Context, as always, helps the data make sense. Unity's data compares DaU and revenue metrics from the pandemic era to all of 2019, which only saw increases in gameplay over the summer and winter holiday periods.
Starting in January 2020 (when COVID-19 went global), Unity observed persistent growth in daily average users, with the first peak landing in March of 2020 (when the United States began its COVID prevention measures), and again in the winter holidays of 2020, when a COVID-19 wave and the holiday season both drove a nearly 150 percent increase in daily average users on console and PC.
Mobile games saw their biggest DaU jump in that initial March 2020 period, but has continued to pace above a 50 percent increase in the time since.

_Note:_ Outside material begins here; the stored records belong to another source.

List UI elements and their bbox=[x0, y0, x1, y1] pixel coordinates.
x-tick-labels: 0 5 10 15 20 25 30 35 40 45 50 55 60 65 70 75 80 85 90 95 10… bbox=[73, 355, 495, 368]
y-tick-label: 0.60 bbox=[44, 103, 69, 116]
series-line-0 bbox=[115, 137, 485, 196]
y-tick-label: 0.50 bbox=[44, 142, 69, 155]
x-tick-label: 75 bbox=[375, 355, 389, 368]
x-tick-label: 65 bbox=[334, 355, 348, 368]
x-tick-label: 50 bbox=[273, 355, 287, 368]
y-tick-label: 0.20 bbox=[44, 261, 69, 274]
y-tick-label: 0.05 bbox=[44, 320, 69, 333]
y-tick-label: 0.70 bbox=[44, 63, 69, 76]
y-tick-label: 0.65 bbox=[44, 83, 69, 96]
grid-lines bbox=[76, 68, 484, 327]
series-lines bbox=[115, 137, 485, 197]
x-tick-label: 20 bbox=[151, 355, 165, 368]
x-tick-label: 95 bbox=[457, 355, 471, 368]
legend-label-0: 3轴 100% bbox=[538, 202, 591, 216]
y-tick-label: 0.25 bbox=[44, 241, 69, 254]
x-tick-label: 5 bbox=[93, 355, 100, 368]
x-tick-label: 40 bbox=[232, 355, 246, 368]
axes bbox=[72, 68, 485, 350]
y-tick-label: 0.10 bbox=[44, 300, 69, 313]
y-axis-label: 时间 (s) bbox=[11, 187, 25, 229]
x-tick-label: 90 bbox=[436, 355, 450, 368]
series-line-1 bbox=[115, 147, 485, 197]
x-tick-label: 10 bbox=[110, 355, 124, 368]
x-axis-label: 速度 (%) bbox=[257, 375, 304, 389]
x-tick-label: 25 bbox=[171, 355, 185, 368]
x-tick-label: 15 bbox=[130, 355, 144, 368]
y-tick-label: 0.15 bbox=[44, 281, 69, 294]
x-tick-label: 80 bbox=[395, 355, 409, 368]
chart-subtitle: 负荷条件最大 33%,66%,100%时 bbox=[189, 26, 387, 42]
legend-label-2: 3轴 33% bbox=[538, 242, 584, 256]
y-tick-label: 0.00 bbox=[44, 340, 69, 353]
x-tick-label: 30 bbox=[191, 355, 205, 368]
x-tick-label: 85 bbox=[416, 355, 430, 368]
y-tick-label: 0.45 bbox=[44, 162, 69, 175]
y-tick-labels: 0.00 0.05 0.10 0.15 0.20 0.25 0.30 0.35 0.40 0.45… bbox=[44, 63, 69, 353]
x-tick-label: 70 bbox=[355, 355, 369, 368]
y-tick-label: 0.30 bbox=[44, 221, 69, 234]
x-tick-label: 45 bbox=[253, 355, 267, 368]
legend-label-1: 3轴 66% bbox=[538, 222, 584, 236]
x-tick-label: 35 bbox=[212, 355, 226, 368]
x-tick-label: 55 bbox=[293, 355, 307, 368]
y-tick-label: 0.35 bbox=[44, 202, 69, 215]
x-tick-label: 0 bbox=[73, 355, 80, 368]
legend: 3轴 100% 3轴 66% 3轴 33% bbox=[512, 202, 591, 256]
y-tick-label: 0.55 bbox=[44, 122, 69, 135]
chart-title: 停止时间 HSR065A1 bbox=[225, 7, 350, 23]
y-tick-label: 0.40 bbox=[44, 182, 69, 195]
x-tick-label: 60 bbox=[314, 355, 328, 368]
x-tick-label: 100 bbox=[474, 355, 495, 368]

Both PC/Console and Mobile games are currently enjoying an over-50-percent DaU increase over 2019, even with COVID-19 prevention efforts being rescinded across Europe and North America.
In-app spending followed similar trends, with initial spikes in March of 2020, and steady increases that grew into December of that year.
It is interesting to note that the holiday drop-off on DaU and player spending has returned after 2021, but both still stabilized at a higher level than Unity's pre-pandemic numbers.
This data suggests that either more people are playing games, or more game players have changed their habits to include more time spent with video games. Given that the pandemic drove habit and hobby changes on multiple levels, some combination of both is likely true.
Data like this is useful in reviewing the financial reports from different game companies in the coming months. Some are still riding the highs of this pandemic-driven wave, others are seeing decreases and casting them as "post-pandemic drops." Knowing that developers of all shapes and sizes saw increases on the whole helps add context to different companies' performances.
For some other data wonkery, Unity is also reporting that China's tightened restrictions on video game play are "working." The report indicates a shop decrease in "stickiness" (the percentage of daily players who returned each month) sharply dropped after new regulations took effect in China.
While the rest of the world saw a moderate decrease in post-holiday stickiness, dropping from a peak of about 17 percent stickiness to 15 percent, China's stickiness went from about 16 percent to 5 percent, and is still flatlining.